The Will County section of the trail will ultimately continue south from Shorewood toward Channahon, where it will connect to the state-owned I&M Canal Trail at the Forest Preserve’s Lake Chaminwood Preserve.
But it’s going to take a while to get there, Schultz said. The trail can’t follow the river for all of the journey south from Shorewood to Channahon because the land is privately owned. But it can take a route along River Road, and that is the current plan. The trail would have to go over Interstate 80 and cross railroad tracks and the river before getting to Lake Chaminwood. While that section of trail will be expensive, Schultz said he believes it will be built eventually.
“All of the governmental agencies involved in the DuPage River Trail system are committed to the vision and they incorporated it into their comprehensive plans years ago,” he said.
The Forest Preserve District has worked in collaboration with partners on other sections of the trail in recent years and another is coming this year.
October 2015: Two new sections of the DuPage River Trail opened at the Forest Preserve’s Whalon Lake in Naperville. The southern trail extension connects the preserve to the Hidden Lakes Historic Trout Farm and Hidden Oaks Nature Center in Bolingbrook. Another connection from Whalon Lake extended the trail north to Paxson Drive.
October 2016: A 1-mile DuPage River Trail addition opened that connects Knoch Knolls Park in Naperville to the 95th Street Bridge over the DuPage River. The Forest Preserve collaborated with the Naperville Park District on the project.
2017-2018: A 1.25-mile trail extension from Whalon Lake north to the Greene Valley Preserve in DuPage County is scheduled to open in 2018. The bicounty trail segment is being constructed along Royce and Greene roads by Elmhurst Chicago Stone, which owns a quarry adjacent to the preserve.
2018: Work will begin on a trail segment that links the DuPage River Trail with the Rock Run Greenway Trail. The extension will be built along Black Road and it will include bridges over Interstate 55 and the DuPage River and it will link Joliet and Shorewood. The state is overseeing the project, which is funded by grants and Forest Preserve dollars.
In addition to working on regional trail systems, the Forest Preserve and municipalities throughout Will County continue to build local trails that connect to regional trails, Schultz said. Trails are designed to get people to work, shopping centers and school, and they also offer recreational opportunities for people who want to walk, run or ride for fitness or relaxation.
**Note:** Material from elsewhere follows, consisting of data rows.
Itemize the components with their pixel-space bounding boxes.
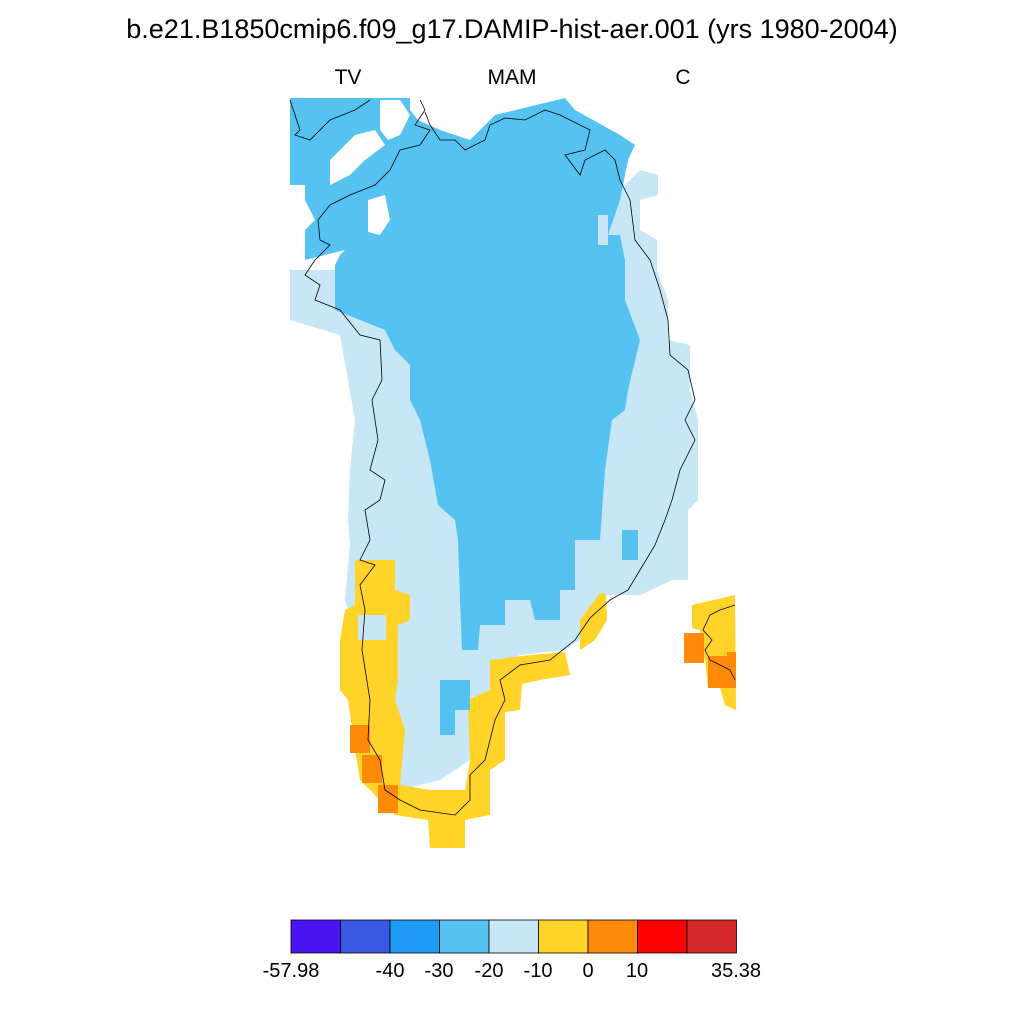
iceland-coastline xyxy=(702,604,736,681)
iceland-orange-3 xyxy=(727,652,736,684)
greenland-coastline xyxy=(289,99,696,816)
subtitle-right: C xyxy=(675,66,691,89)
colorbar-swatch-5 xyxy=(538,919,589,954)
colorbar-label-6: 10 xyxy=(625,960,649,982)
colorbar-swatch-6 xyxy=(587,919,638,954)
north-gap-1 xyxy=(380,100,410,140)
colorbar-swatch-7 xyxy=(637,919,688,954)
colorbar-swatch-0 xyxy=(290,919,341,954)
iceland-orange-1 xyxy=(684,633,704,663)
colorbar-label-1: -40 xyxy=(375,960,405,982)
region-dark-blue xyxy=(290,98,640,650)
colorbar-swatch-2 xyxy=(389,919,440,954)
region-yellow-south xyxy=(340,560,570,848)
subtitle-center: MAM xyxy=(487,66,537,89)
plot-title: b.e21.B1850cmip6.f09_g17.DAMIP-hist-aer.… xyxy=(126,14,898,44)
north-gap-4 xyxy=(290,185,305,205)
north-gap-2 xyxy=(330,130,385,185)
colorbar-label-3: -20 xyxy=(474,960,504,982)
orange-cell-1 xyxy=(350,725,370,753)
colorbar-swatch-3 xyxy=(439,919,490,954)
region-yellow-east xyxy=(580,593,607,650)
colorbar-label-5: 0 xyxy=(582,960,594,982)
east-strip-1 xyxy=(620,420,630,470)
colorbar-label-4: -10 xyxy=(523,960,553,982)
orange-cell-2 xyxy=(362,755,382,783)
colorbar-label-0: -57.98 xyxy=(262,960,320,982)
colorbar-swatch-1 xyxy=(340,919,391,954)
east-blue-spot xyxy=(622,530,638,560)
east-strip-3 xyxy=(598,215,608,245)
south-blue-island xyxy=(440,680,470,710)
orange-cell-3 xyxy=(378,785,398,813)
colorbar-swatch-4 xyxy=(488,919,539,954)
east-strip-2 xyxy=(630,455,645,483)
colorbar-label-7: 35.38 xyxy=(710,960,762,982)
north-gap-3 xyxy=(368,195,390,235)
south-blue-island-2 xyxy=(440,710,455,735)
colorbar-swatch-8 xyxy=(686,919,737,954)
subtitle-left: TV xyxy=(334,66,362,89)
colorbar-label-2: -30 xyxy=(424,960,454,982)
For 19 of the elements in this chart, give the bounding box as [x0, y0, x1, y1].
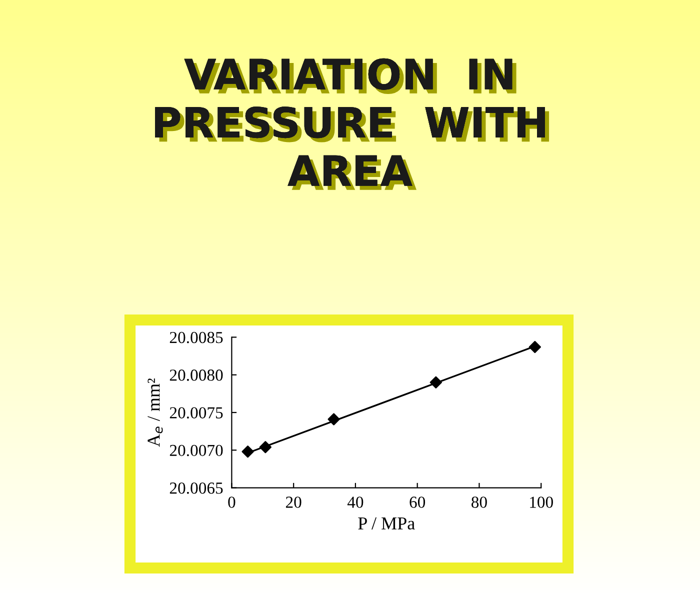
x-tick-label: 20: [286, 496, 302, 508]
point: [528, 340, 541, 354]
y-axis-title: A$_{e}$ / mm²: [148, 378, 163, 447]
y-tick-label: 20.0070: [170, 444, 223, 456]
point: [242, 446, 254, 458]
y-tick-label: 20.0080: [170, 370, 223, 381]
x-tick-label: 60: [410, 496, 426, 508]
x-tick-label: 100: [530, 496, 553, 508]
x-tick-label: 0: [228, 496, 236, 508]
y-tick-label: 20.0085: [170, 332, 223, 344]
chart-title: VARIATION IN PRESSURE WITH AREA: [155, 58, 550, 190]
point: [430, 376, 442, 388]
x-tick-label: 40: [347, 496, 364, 508]
x-tick-label: 80: [472, 496, 487, 508]
y-tick-label: 20.0065: [170, 482, 223, 494]
x-axis-title: P / MPa: [358, 517, 415, 530]
point: [328, 413, 340, 426]
y-tick-label: 20.0075: [170, 407, 223, 419]
point: [259, 441, 272, 454]
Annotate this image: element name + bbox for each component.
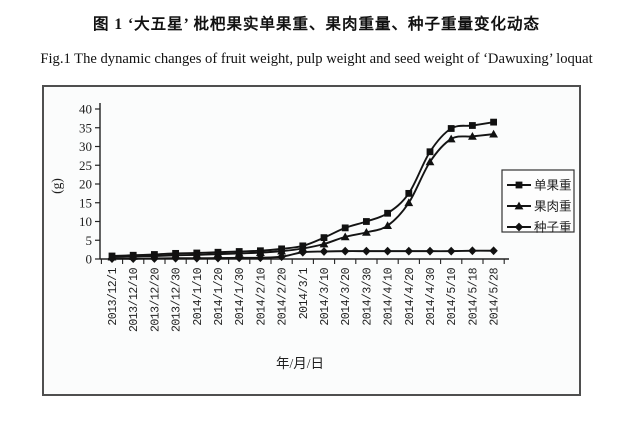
- x-tick-label: 2014/4/20: [404, 267, 417, 325]
- y-tick-label: 35: [79, 120, 92, 135]
- x-tick-label: 2014/1/20: [213, 267, 226, 325]
- x-tick-label: 2014/5/10: [446, 267, 459, 325]
- x-tick-label: 2013/12/20: [149, 267, 162, 332]
- legend-entry-pulp-weight: 果肉重: [507, 199, 572, 214]
- y-axis-title: (g): [49, 178, 64, 194]
- axes: [99, 103, 509, 260]
- x-tick-label: 2014/5/28: [489, 267, 502, 325]
- x-tick-label: 2014/1/30: [234, 267, 247, 325]
- x-axis-title: 年/月/日: [276, 356, 324, 371]
- legend-label: 果肉重: [534, 199, 572, 214]
- series-fruit-weight: [108, 118, 497, 260]
- x-axis-ticks: [100, 259, 505, 264]
- y-tick-label: 10: [79, 214, 92, 229]
- x-tick-label: 2014/4/10: [383, 267, 396, 325]
- x-tick-label: 2014/3/10: [319, 267, 332, 325]
- series-pulp-weight: [107, 129, 498, 261]
- y-tick-label: 5: [86, 233, 93, 248]
- x-tick-label: 2013/12/10: [128, 267, 141, 332]
- legend-label: 单果重: [534, 178, 572, 193]
- x-tick-label: 2014/4/30: [425, 267, 438, 325]
- y-tick-label: 40: [79, 102, 92, 117]
- y-axis-ticks: 0 5 10 15 20 25 30 35 40: [79, 102, 100, 267]
- x-tick-label: 2013/12/1: [107, 267, 120, 325]
- legend-entry-seed-weight: 种子重: [507, 220, 572, 235]
- figure-caption-en: Fig.1 The dynamic changes of fruit weigh…: [40, 51, 593, 67]
- x-tick-label: 2014/1/10: [192, 267, 205, 325]
- x-tick-label: 2014/3/1: [298, 267, 311, 319]
- x-tick-label: 2014/2/10: [255, 267, 268, 325]
- y-tick-label: 30: [79, 139, 92, 154]
- x-tick-label: 2014/5/18: [467, 267, 480, 325]
- x-tick-label: 2014/3/30: [361, 267, 374, 325]
- x-tick-label: 2013/12/30: [171, 267, 184, 332]
- y-tick-label: 20: [79, 177, 92, 192]
- x-tick-label: 2014/2/20: [277, 267, 290, 325]
- chart-frame: 0 5 10 15 20 25 30 35 40 (g) 2013/12/1 2013/12/10 20…: [42, 85, 581, 396]
- y-tick-label: 25: [79, 158, 92, 173]
- y-tick-label: 15: [79, 195, 92, 210]
- legend-label: 种子重: [534, 220, 572, 235]
- y-tick-label: 0: [86, 252, 93, 267]
- x-tick-labels: 2013/12/1 2013/12/10 2013/12/20 2013/12/30 2…: [107, 267, 502, 332]
- figure-title-zh: 图 1 ‘大五星’ 枇杷果实单果重、果肉重量、种子重量变化动态: [92, 16, 541, 33]
- x-tick-label: 2014/3/20: [340, 267, 353, 325]
- legend-entry-fruit-weight: 单果重: [507, 178, 572, 193]
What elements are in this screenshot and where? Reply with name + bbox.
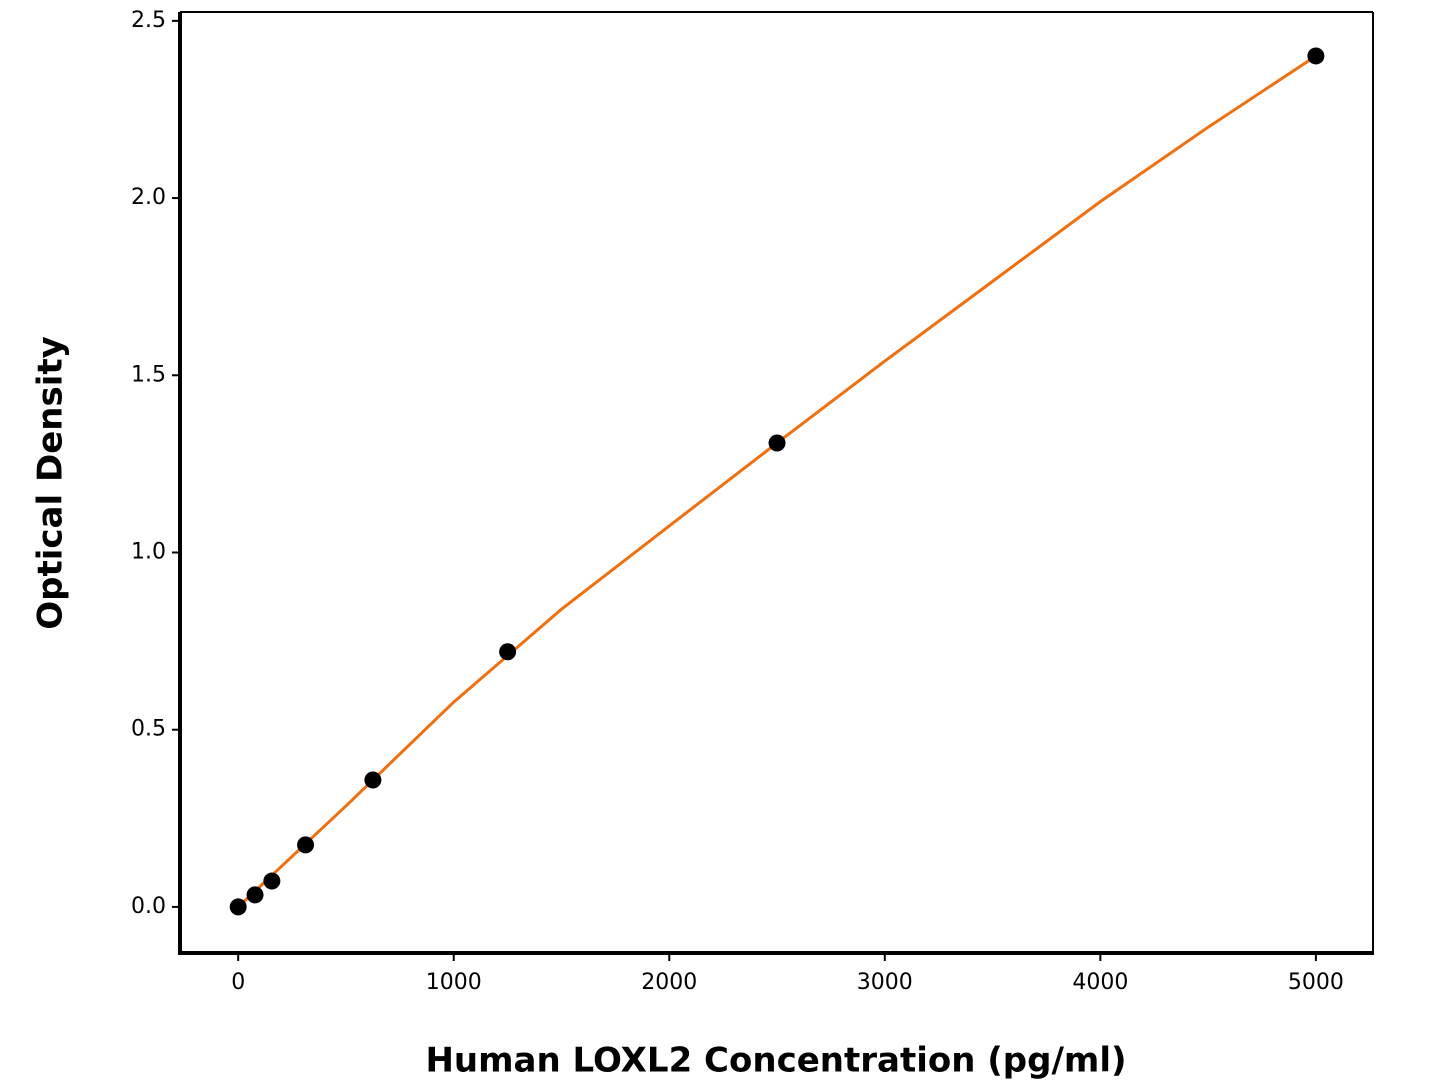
data-point [1307, 47, 1325, 65]
data-point [499, 643, 517, 661]
data-point [364, 771, 382, 789]
y-tick-label: 1.5 [131, 362, 166, 387]
y-tick-label: 1.0 [131, 539, 166, 564]
data-point [229, 898, 247, 916]
x-axis-label: Human LOXL2 Concentration (pg/ml) [425, 1041, 1126, 1081]
y-tick-label: 2.5 [131, 8, 166, 33]
data-point [263, 872, 281, 890]
data-point [246, 886, 264, 904]
y-axis-label: Optical Density [31, 336, 71, 630]
x-tick-label: 0 [231, 970, 245, 995]
y-tick-label: 0.0 [131, 894, 166, 919]
x-tick-label: 4000 [1072, 970, 1128, 995]
x-tick-label: 5000 [1288, 970, 1344, 995]
y-tick-label: 0.5 [131, 717, 166, 742]
x-tick-label: 3000 [857, 970, 913, 995]
x-tick-label: 2000 [641, 970, 697, 995]
y-tick-label: 2.0 [131, 185, 166, 210]
fit-curve [237, 54, 1317, 909]
data-point [768, 434, 786, 452]
x-tick-label: 1000 [426, 970, 482, 995]
data-point [297, 836, 315, 854]
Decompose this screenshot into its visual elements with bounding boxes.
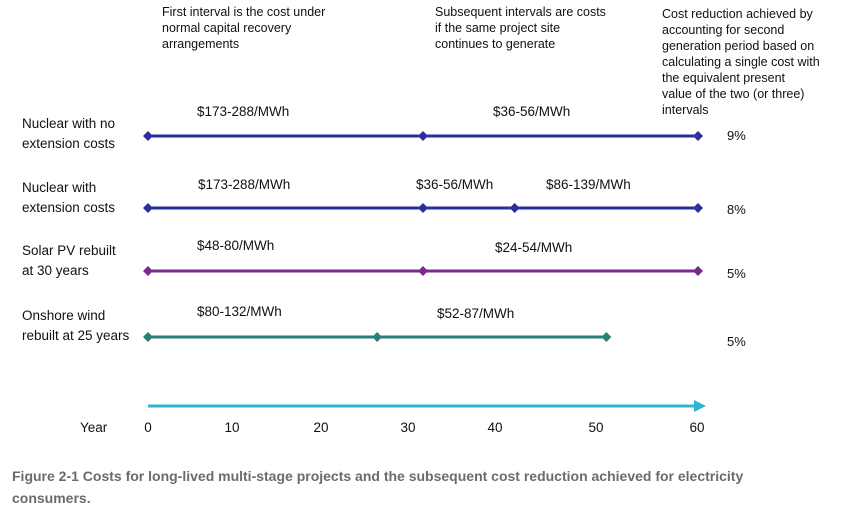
timeline-diamond-onshore-wind: [601, 332, 612, 342]
axis-tick-label: 10: [224, 420, 240, 435]
axis-tick-label: 40: [487, 420, 503, 435]
price-nuclear-ext-first: $173-288/MWh: [198, 177, 291, 192]
price-nuclear-ext-third: $86-139/MWh: [546, 177, 631, 192]
timeline-diamond-solar-pv: [418, 266, 428, 276]
timeline-diamond-nuclear-no-extension: [418, 131, 428, 141]
header-cost-reduction: Cost reduction achieved by accounting fo…: [662, 7, 820, 117]
axis-tick-label: 0: [144, 420, 152, 435]
header-subsequent-intervals: Subsequent intervals are costs if the sa…: [435, 5, 606, 51]
axis-tick-label: 20: [313, 420, 329, 435]
price-wind-second: $52-87/MWh: [437, 306, 515, 321]
reduction-nuclear-extension: 8%: [727, 202, 746, 217]
timeline-diamond-nuclear-extension: [143, 203, 153, 213]
axis-tick-label: 60: [689, 420, 705, 435]
header-first-interval: First interval is the cost under normal …: [162, 5, 326, 51]
price-nuclear-no-ext-second: $36-56/MWh: [493, 104, 571, 119]
timeline-diamond-nuclear-extension: [509, 203, 520, 213]
price-solar-first: $48-80/MWh: [197, 238, 275, 253]
timeline-diamond-onshore-wind: [372, 332, 383, 342]
reduction-solar-pv: 5%: [727, 266, 746, 281]
price-nuclear-no-ext-first: $173-288/MWh: [197, 104, 290, 119]
price-wind-first: $80-132/MWh: [197, 304, 282, 319]
timeline-diamond-nuclear-extension: [693, 203, 703, 213]
row-label-solar-pv: Solar PV rebuilt at 30 years: [22, 243, 116, 278]
axis-tick-label: 30: [400, 420, 416, 435]
timeline-diamond-solar-pv: [143, 266, 153, 276]
row-label-onshore-wind: Onshore wind rebuilt at 25 years: [22, 308, 130, 343]
year-axis-arrowhead: [694, 400, 706, 412]
axis-tick-label: 50: [588, 420, 604, 435]
axis-year-label: Year: [80, 420, 108, 435]
price-solar-second: $24-54/MWh: [495, 240, 573, 255]
timeline-diamond-solar-pv: [693, 266, 703, 276]
reduction-onshore-wind: 5%: [727, 334, 746, 349]
row-label-nuclear-extension: Nuclear with extension costs: [22, 180, 116, 215]
timeline-diamond-nuclear-no-extension: [693, 131, 703, 141]
timeline-diamond-onshore-wind: [143, 332, 153, 342]
price-nuclear-ext-second: $36-56/MWh: [416, 177, 494, 192]
reduction-nuclear-no-extension: 9%: [727, 128, 746, 143]
timeline-diamond-nuclear-no-extension: [143, 131, 153, 141]
figure-caption: Figure 2-1 Costs for long-lived multi-st…: [12, 468, 744, 506]
row-label-nuclear-no-extension: Nuclear with no extension costs: [22, 116, 116, 151]
timeline-diamond-nuclear-extension: [418, 203, 428, 213]
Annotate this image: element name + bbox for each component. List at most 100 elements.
“The larger trail systems – the Wauponsee Glacial Trail, Old Plank Road Trail and the DuPage River Trail – are the spine of the network,” Schultz said. “The more local connections we have to those larger trail systems, the more regional connections we can make along that spine. And we want to connect the whole system of regional trails in DuPage County and the Fox River Trail system in Kane and Kendall Counties to the regional trail systems in Will County and beyond.”